10話 三途の川線 上り
その後。海咲たちは、再び電車に乗り込んだ。そして、ぷるぷると揺れる饅頭をテーブルに置く。
「まず。裏返しにして、ちょっと裂きます」
「ほう」
いなりは饅頭を裏側に返して、柔らかく濡れた面に割れ目を入れた。
「上側の方が固いんですよ。下から蒸されてるんで。なのでひょいと裏返してやって、このままちょっと冷まします」
ふんふん、とダンテは頷いた。饅頭の割れ目からは、まるで活火山の溶岩のように餡が煮立っていた。一目瞭然である。このままでは、到底口に入れられるものではない。
「五分くらいしたら食べ頃です。とてもじゃないですけど、食べ歩くもんじゃないんですよ、これ」
地元民ならではの解説をすると、いなりは呆れたように笑った。買った直後にかぶりつけば口内の火傷は免れず、下から餡が噴き出せば勿体ないことになる。長年研究が続けられた結果、現在ではこの食べ方が最適解とされていた。
「そうか…このような手順で食するものだったとはな。店主も黙って渡すとは。冷たいな、地獄の民は」
猫舌を直接炙られるような苦痛を味わったのだろう。恨み節を垂れながら、彼はこつこつ、と机を爪で叩いた。
「まあ、あの辺のヤクザのシノギですからね。あちらさんは売れればいいんですよ、そんなもんです」
そう言いながら、彼女は手際よく全員分の饅頭を処理してくれた。流石は、我らのママだ―と、海咲は思った。
「ありがと、ママ」
「ママチガウ」
何故か片言で、小狐は抗議した。そんな彼女のレクチャーが聞こえてきたのか、観光客らしき周囲の人影が、ちらちらと此方を見ていた。
「いなりちゃん」
注目されてるよ、と。
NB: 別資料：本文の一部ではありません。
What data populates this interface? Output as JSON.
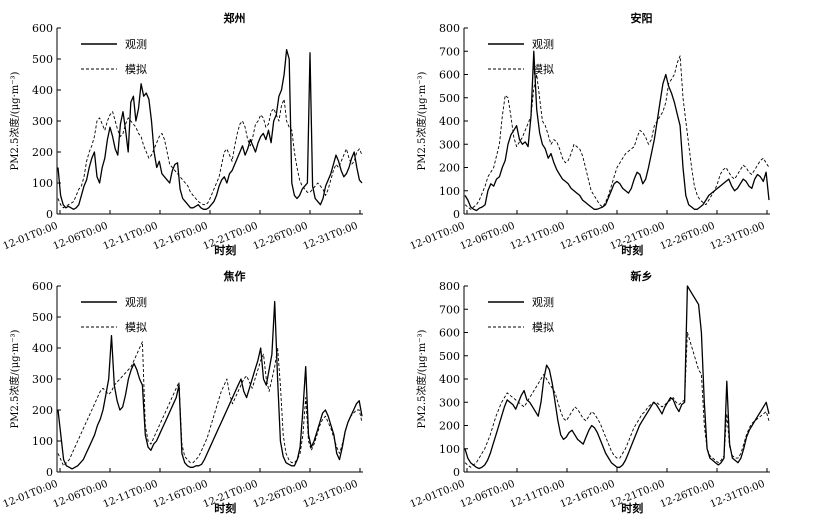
{
  "chart_data": [
    {
      "type": "line",
      "title": "郑州",
      "xlabel": "时刻",
      "ylabel": "PM2.5浓度/(μg·m⁻³)",
      "ylim": [
        0,
        600
      ],
      "yticks": [
        0,
        100,
        200,
        300,
        400,
        500,
        600
      ],
      "x_tick_labels": [
        "12-01T0:00",
        "12-06T0:00",
        "12-11T0:00",
        "12-16T0:00",
        "12-21T0:00",
        "12-26T0:00",
        "12-31T0:00"
      ],
      "legend_position": "top-left",
      "series": [
        {
          "name": "观测",
          "style": "solid",
          "values": [
            150,
            60,
            30,
            20,
            25,
            20,
            15,
            20,
            30,
            60,
            90,
            110,
            150,
            180,
            200,
            120,
            100,
            150,
            180,
            240,
            280,
            250,
            210,
            190,
            290,
            330,
            270,
            200,
            360,
            380,
            300,
            340,
            420,
            380,
            390,
            370,
            300,
            200,
            150,
            170,
            130,
            120,
            110,
            100,
            140,
            160,
            165,
            80,
            50,
            40,
            30,
            20,
            20,
            25,
            30,
            20,
            15,
            15,
            20,
            30,
            40,
            60,
            90,
            110,
            120,
            100,
            130,
            140,
            160,
            180,
            200,
            220,
            190,
            210,
            240,
            220,
            200,
            230,
            250,
            260,
            240,
            270,
            230,
            300,
            320,
            380,
            400,
            450,
            530,
            500,
            100,
            60,
            50,
            60,
            80,
            90,
            100,
            520,
            90,
            50,
            40,
            30,
            50,
            90,
            110,
            130,
            160,
            190,
            170,
            140,
            120,
            130,
            150,
            180,
            200,
            150,
            110,
            100
          ]
        },
        {
          "name": "模拟",
          "style": "dashed",
          "values": [
            50,
            30,
            20,
            25,
            30,
            35,
            40,
            60,
            80,
            90,
            120,
            170,
            200,
            220,
            250,
            300,
            310,
            290,
            270,
            300,
            320,
            330,
            300,
            270,
            250,
            260,
            290,
            310,
            300,
            290,
            280,
            260,
            250,
            220,
            200,
            180,
            190,
            210,
            230,
            250,
            260,
            240,
            200,
            160,
            150,
            140,
            130,
            120,
            110,
            100,
            90,
            70,
            60,
            50,
            40,
            35,
            30,
            30,
            40,
            60,
            80,
            100,
            120,
            160,
            200,
            210,
            190,
            170,
            220,
            260,
            290,
            300,
            280,
            240,
            220,
            250,
            290,
            300,
            320,
            310,
            280,
            290,
            330,
            340,
            320,
            300,
            350,
            370,
            300,
            280,
            270,
            200,
            150,
            110,
            90,
            80,
            70,
            70,
            80,
            90,
            100,
            90,
            80,
            60,
            80,
            110,
            140,
            160,
            150,
            170,
            190,
            210,
            180,
            160,
            170,
            200,
            210,
            190
          ]
        }
      ]
    },
    {
      "type": "line",
      "title": "安阳",
      "xlabel": "时刻",
      "ylabel": "PM2.5浓度/(μg·m⁻³)",
      "ylim": [
        0,
        800
      ],
      "yticks": [
        0,
        100,
        200,
        300,
        400,
        500,
        600,
        700,
        800
      ],
      "x_tick_labels": [
        "12-01T0:00",
        "12-06T0:00",
        "12-11T0:00",
        "12-16T0:00",
        "12-21T0:00",
        "12-26T0:00",
        "12-31T0:00"
      ],
      "legend_position": "top-left",
      "series": [
        {
          "name": "观测",
          "style": "solid",
          "values": [
            80,
            60,
            30,
            20,
            15,
            25,
            30,
            40,
            100,
            130,
            120,
            150,
            160,
            200,
            230,
            300,
            340,
            360,
            380,
            320,
            300,
            310,
            290,
            420,
            700,
            450,
            350,
            300,
            280,
            240,
            260,
            220,
            190,
            170,
            150,
            140,
            130,
            110,
            100,
            90,
            80,
            60,
            50,
            40,
            30,
            20,
            20,
            25,
            30,
            40,
            70,
            100,
            130,
            140,
            130,
            110,
            100,
            90,
            110,
            150,
            180,
            170,
            130,
            150,
            200,
            260,
            320,
            400,
            480,
            560,
            600,
            550,
            520,
            480,
            430,
            380,
            200,
            80,
            40,
            30,
            20,
            20,
            30,
            40,
            60,
            80,
            90,
            100,
            110,
            120,
            130,
            140,
            150,
            120,
            100,
            110,
            130,
            150,
            140,
            120,
            110,
            150,
            170,
            160,
            140,
            180,
            60
          ]
        },
        {
          "name": "模拟",
          "style": "dashed",
          "values": [
            40,
            30,
            20,
            30,
            40,
            60,
            90,
            120,
            160,
            180,
            200,
            250,
            300,
            420,
            510,
            500,
            420,
            330,
            290,
            310,
            330,
            360,
            390,
            420,
            540,
            600,
            500,
            400,
            380,
            340,
            300,
            320,
            310,
            280,
            240,
            220,
            230,
            260,
            300,
            290,
            280,
            250,
            200,
            150,
            100,
            80,
            60,
            40,
            30,
            50,
            80,
            120,
            160,
            200,
            220,
            240,
            260,
            270,
            280,
            290,
            330,
            360,
            350,
            330,
            300,
            320,
            380,
            400,
            420,
            440,
            480,
            560,
            580,
            600,
            650,
            680,
            500,
            400,
            300,
            200,
            120,
            80,
            60,
            50,
            40,
            60,
            80,
            100,
            130,
            170,
            190,
            200,
            180,
            160,
            150,
            170,
            190,
            210,
            200,
            180,
            170,
            190,
            210,
            230,
            240,
            220,
            200
          ]
        }
      ]
    },
    {
      "type": "line",
      "title": "焦作",
      "xlabel": "时刻",
      "ylabel": "PM2.5浓度/(μg·m⁻³)",
      "ylim": [
        0,
        600
      ],
      "yticks": [
        0,
        100,
        200,
        300,
        400,
        500,
        600
      ],
      "x_tick_labels": [
        "12-01T0:00",
        "12-06T0:00",
        "12-11T0:00",
        "12-16T0:00",
        "12-21T0:00",
        "12-26T0:00",
        "12-31T0:00"
      ],
      "legend_position": "top-left",
      "series": [
        {
          "name": "观测",
          "style": "solid",
          "values": [
            200,
            120,
            40,
            20,
            15,
            10,
            15,
            20,
            30,
            40,
            60,
            80,
            100,
            120,
            150,
            170,
            200,
            250,
            300,
            440,
            280,
            230,
            200,
            210,
            250,
            300,
            330,
            350,
            330,
            300,
            280,
            120,
            80,
            70,
            90,
            100,
            120,
            140,
            160,
            180,
            200,
            220,
            240,
            280,
            60,
            30,
            20,
            15,
            15,
            20,
            20,
            25,
            40,
            60,
            80,
            100,
            120,
            140,
            160,
            180,
            200,
            220,
            240,
            260,
            280,
            300,
            260,
            240,
            270,
            300,
            330,
            360,
            400,
            300,
            280,
            330,
            380,
            550,
            300,
            100,
            50,
            30,
            25,
            20,
            20,
            40,
            80,
            200,
            340,
            120,
            80,
            100,
            130,
            160,
            190,
            200,
            180,
            150,
            120,
            60,
            40,
            80,
            130,
            160,
            180,
            200,
            220,
            230,
            180
          ]
        },
        {
          "name": "模拟",
          "style": "dashed",
          "values": [
            60,
            40,
            20,
            30,
            40,
            60,
            80,
            100,
            120,
            140,
            160,
            180,
            200,
            220,
            240,
            260,
            270,
            260,
            250,
            260,
            280,
            290,
            300,
            310,
            320,
            330,
            340,
            360,
            380,
            400,
            420,
            150,
            100,
            90,
            110,
            130,
            150,
            170,
            190,
            210,
            230,
            250,
            270,
            290,
            90,
            50,
            40,
            30,
            30,
            40,
            50,
            70,
            90,
            110,
            140,
            170,
            200,
            230,
            260,
            280,
            300,
            250,
            220,
            240,
            260,
            280,
            300,
            310,
            290,
            270,
            300,
            330,
            360,
            380,
            300,
            260,
            300,
            340,
            400,
            280,
            120,
            60,
            40,
            30,
            30,
            40,
            60,
            120,
            240,
            100,
            70,
            90,
            120,
            150,
            170,
            180,
            160,
            140,
            110,
            80,
            60,
            90,
            130,
            160,
            180,
            190,
            200,
            200,
            160
          ]
        }
      ]
    },
    {
      "type": "line",
      "title": "新乡",
      "xlabel": "时刻",
      "ylabel": "PM2.5浓度/(μg·m⁻³)",
      "ylim": [
        0,
        800
      ],
      "yticks": [
        0,
        100,
        200,
        300,
        400,
        500,
        600,
        700,
        800
      ],
      "x_tick_labels": [
        "12-01T0:00",
        "12-06T0:00",
        "12-11T0:00",
        "12-16T0:00",
        "12-21T0:00",
        "12-26T0:00",
        "12-31T0:00"
      ],
      "legend_position": "top-left",
      "series": [
        {
          "name": "观测",
          "style": "solid",
          "values": [
            100,
            60,
            40,
            30,
            20,
            15,
            20,
            30,
            50,
            80,
            120,
            160,
            200,
            240,
            280,
            310,
            300,
            290,
            270,
            300,
            330,
            350,
            310,
            300,
            280,
            260,
            240,
            300,
            400,
            460,
            440,
            380,
            300,
            220,
            160,
            140,
            150,
            170,
            180,
            160,
            140,
            130,
            120,
            150,
            180,
            200,
            190,
            170,
            140,
            110,
            80,
            60,
            40,
            30,
            20,
            20,
            30,
            50,
            80,
            110,
            140,
            170,
            200,
            220,
            240,
            260,
            280,
            300,
            290,
            270,
            250,
            280,
            300,
            320,
            310,
            280,
            260,
            290,
            300,
            800,
            780,
            760,
            740,
            720,
            600,
            300,
            100,
            60,
            50,
            40,
            30,
            40,
            60,
            390,
            120,
            60,
            50,
            40,
            60,
            100,
            150,
            180,
            200,
            220,
            240,
            260,
            280,
            300,
            250
          ]
        },
        {
          "name": "模拟",
          "style": "dashed",
          "values": [
            40,
            30,
            20,
            30,
            40,
            60,
            80,
            100,
            130,
            160,
            200,
            240,
            270,
            300,
            320,
            340,
            330,
            320,
            310,
            300,
            290,
            280,
            300,
            320,
            340,
            360,
            380,
            400,
            420,
            400,
            380,
            360,
            340,
            300,
            260,
            230,
            220,
            240,
            260,
            280,
            270,
            250,
            230,
            220,
            240,
            260,
            250,
            230,
            210,
            180,
            150,
            120,
            90,
            70,
            60,
            60,
            80,
            100,
            130,
            160,
            190,
            210,
            230,
            250,
            260,
            280,
            290,
            300,
            300,
            290,
            280,
            290,
            300,
            310,
            320,
            300,
            290,
            300,
            310,
            600,
            560,
            520,
            480,
            440,
            420,
            200,
            100,
            70,
            60,
            50,
            40,
            50,
            70,
            250,
            110,
            70,
            60,
            60,
            80,
            120,
            160,
            190,
            210,
            220,
            230,
            240,
            250,
            260,
            220
          ]
        }
      ]
    }
  ]
}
海咲はジェスチャーで伝えた。
「…ごめん、ちゃんみさ。もう少し静かにするよ」
そう謝罪すると、いなりは饅頭を包み紙にくるんで持ち上げると、かぷりと齧った。
彼女の言葉に、マゼンタは小首を傾げる。そんなに、大きな声は出してないと思うのだが。
「予定を変えて、次の次で降りましょう。饅頭を食べなきゃなので」
一口食べると、いなりはそう言った。彼女は、ダンテとローズにも饅頭を勧める。
「そうか。承知した」
いなりの動作を真似て、ダンテも饅頭を口に運ぶ。その様子をさり気なく―しかし確実に。周囲の人影が、見張っていた。
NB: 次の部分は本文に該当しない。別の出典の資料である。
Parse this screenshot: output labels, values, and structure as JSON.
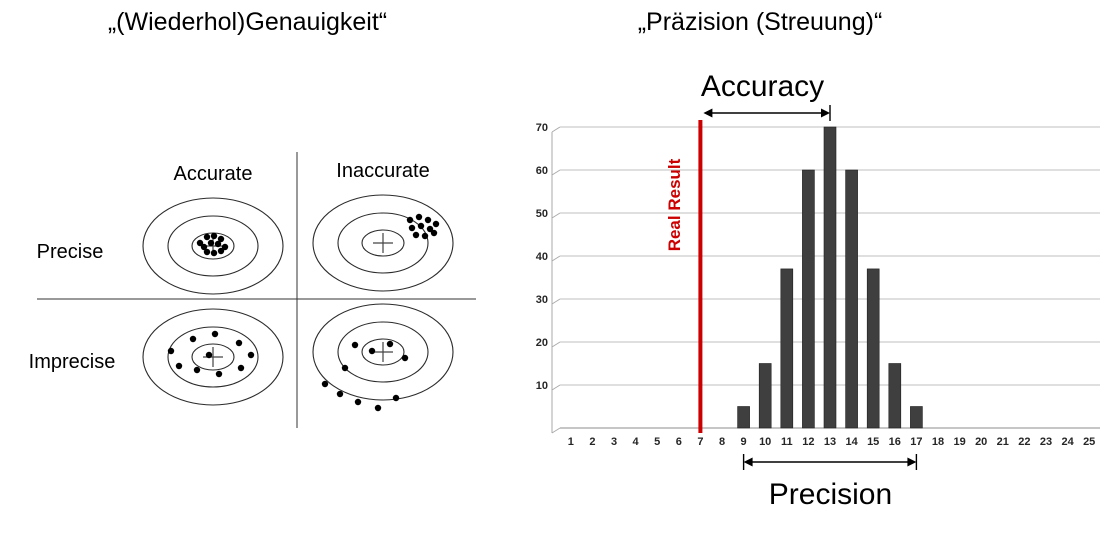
{
  "left_panel": {
    "title": "„(Wiederhol)Genauigkeit“",
    "columns": [
      "Accurate",
      "Inaccurate"
    ],
    "rows": [
      "Precise",
      "Imprecise"
    ],
    "targets": [
      {
        "id": "precise-accurate",
        "dots": [
          [
            -13,
            -3
          ],
          [
            -6,
            -9
          ],
          [
            1,
            -10
          ],
          [
            8,
            -7
          ],
          [
            -9,
            1
          ],
          [
            -2,
            -3
          ],
          [
            5,
            -2
          ],
          [
            12,
            1
          ],
          [
            -6,
            6
          ],
          [
            1,
            7
          ],
          [
            8,
            5
          ]
        ]
      },
      {
        "id": "precise-inaccurate",
        "dots": [
          [
            27,
            -23
          ],
          [
            36,
            -26
          ],
          [
            45,
            -23
          ],
          [
            53,
            -19
          ],
          [
            29,
            -15
          ],
          [
            38,
            -17
          ],
          [
            47,
            -14
          ],
          [
            33,
            -8
          ],
          [
            42,
            -7
          ],
          [
            51,
            -10
          ]
        ]
      },
      {
        "id": "imprecise-accurate",
        "dots": [
          [
            -42,
            -6
          ],
          [
            -20,
            -18
          ],
          [
            2,
            -23
          ],
          [
            26,
            -14
          ],
          [
            38,
            -2
          ],
          [
            28,
            11
          ],
          [
            6,
            17
          ],
          [
            -16,
            13
          ],
          [
            -34,
            9
          ],
          [
            -4,
            -2
          ]
        ]
      },
      {
        "id": "imprecise-inaccurate",
        "dots": [
          [
            -28,
            -7
          ],
          [
            -11,
            -1
          ],
          [
            7,
            -8
          ],
          [
            22,
            6
          ],
          [
            -38,
            16
          ],
          [
            -58,
            32
          ],
          [
            -43,
            42
          ],
          [
            -25,
            50
          ],
          [
            -5,
            56
          ],
          [
            13,
            46
          ]
        ]
      }
    ]
  },
  "right_panel": {
    "title": "„Präzision (Streuung)“",
    "accuracy_label": "Accuracy",
    "real_result_label": "Real Result",
    "precision_label": "Precision",
    "colors": {
      "bar": "#3f3f3f",
      "bar_edge": "#1f1f1f",
      "real_result_line": "#cc0000",
      "grid": "#bfbfbf",
      "axis_line": "#8c8c8c",
      "axis_text": "#262626"
    }
  },
  "chart_data": {
    "type": "bar",
    "title": "Accuracy",
    "xlabel": "",
    "ylabel": "",
    "categories": [
      1,
      2,
      3,
      4,
      5,
      6,
      7,
      8,
      9,
      10,
      11,
      12,
      13,
      14,
      15,
      16,
      17,
      18,
      19,
      20,
      21,
      22,
      23,
      24,
      25
    ],
    "values": [
      0,
      0,
      0,
      0,
      0,
      0,
      0,
      0,
      5,
      15,
      37,
      60,
      70,
      60,
      37,
      15,
      5,
      0,
      0,
      0,
      0,
      0,
      0,
      0,
      0
    ],
    "y_ticks": [
      10,
      20,
      30,
      40,
      50,
      60,
      70
    ],
    "ylim": [
      0,
      70
    ],
    "grid": true,
    "legend": false,
    "annotations": {
      "real_result_x": 7,
      "accuracy_arrow": {
        "from_x": 7,
        "to_x": 13
      },
      "precision_arrow": {
        "from_x": 9,
        "to_x": 17
      }
    }
  }
}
地獄名物―閻魔の釜茹で饅頭を食べ終えた彼女たちは、本来の駅の一つ先、終着点である『バベルの塔駅』で降車した。イリス近郊に住む全生命体の言語を自動翻訳する役割を持つその塔は、どこまでも天高く伸びていた。
地下の人混みを掻き分けながら、いなりと海咲は足早に歩いていく。その後ろを、ダンテがローズを庇いながら追随している。
「お、お二人共、どうされたので?先程から、様子が…」
人混みに慣れていない―普段は絶対に立ち入らない少女、マゼンタ・デエーは、ついて行くのに必死なようであった。彼女は少し息を切らしながら、海咲にそう問いかける。
「昔、師匠―アースラに言われたんだけど。魔術師の弱点は、何だと思う?」
「は?」
質問を質問で返され、マゼンタは思わず聞き返した。海咲はくつくつと笑いながら、彼女にクイズの答えを教えてあげた。
「索敵を魔術に頼りすぎること―だって。気づいてる?電車からずっと着けられてるの、私たち」
誰よりも人の意識や表情に敏感なゐづないなりと、自意識過剰な花崎海咲。その二人だけが、尾行の存在に気がついていたようだ。
「…っ。何でしょうか、ヤクザの仲間とか?」
「分からない。分からないので」
そう述べつつ、海咲といなりはバスに飛び乗った。
「五人分」
ぴっ、と。彼女は端末にICカードをタップした。そのまま、バスの奥へと入っていく。
「逃げるとしましょうか」
ウインクをして、海咲は一番奥の席に座った。
「まずは事務所に戻って、副部長に報告しよう」
残りの四人が中に乗り込むと、バスは動き出した。そのバスは、イリス中央、合同庁舎前行き。比較的年式の新しい、六本足と二つの車輪で駆動する、大型の官営バスである。